Ele também afirmou que o banco pode fazer até três aberturas de capital de unidades neste ano, com a área de seguridade sendo a mais adiantada. Ele mencionou como alvos de abertura, além de seguridade, as áreas de cartões, operações de loterias e gestão de fundos.

A operação com a asset management da Caixa é a que demandará mais tempo, porque será necessário criar uma distribuidora de títulos e valores mobiliários (DTVM), o que demanda autorização da Comissão de Valores Mobiliários (CVM), disse Guimarães.

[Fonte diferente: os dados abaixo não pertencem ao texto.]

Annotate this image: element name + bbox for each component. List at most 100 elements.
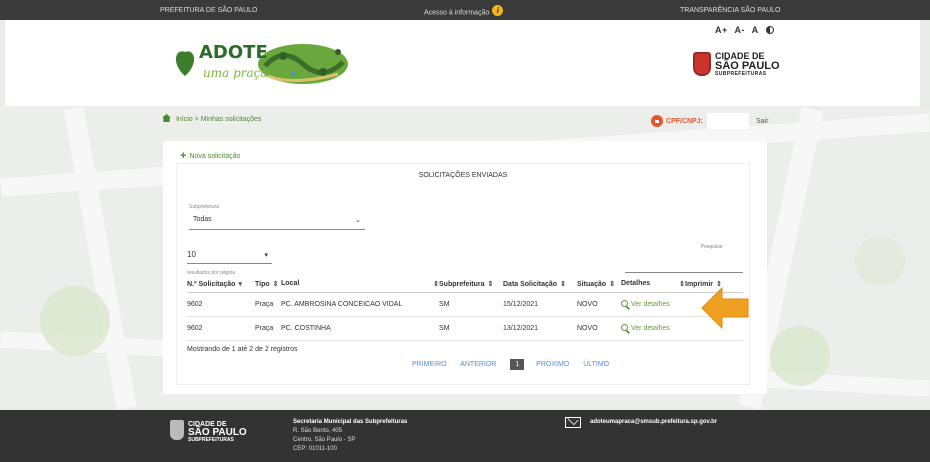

Os recursos levantados nas operações ajudarão a Caixa a pagar à União a dívida de 40 bilhões de reais que possui em IHCDs (Instrumentos Híbridos de Capital e Dívida).

“Eu tenho quatro anos para fazer esse pagamento e o farei. As operações (de abertura da capital) já estão adiantadas, nós faremos ao menos duas esse ano, talvez três. Mas pelo menos duas é meu compromisso com o ministro (da Economia) Paulo Guedes”, afirmou o presidente da Caixa, acrescentando que uma delas deverá ocorrer ainda no primeiro semestre.

Em dezembro, antes da posse do governo de Jair Bolsonaro, o então secretário de Acompanhamento Fiscal, Energia e Loteria do Ministério da Fazenda, Alexandre Manoel Ângelo da Silva, afirmou que estava tudo pronto para o leilão da empresa de loterias instantâneas da Caixa, Lotex, em fevereiro deste ano.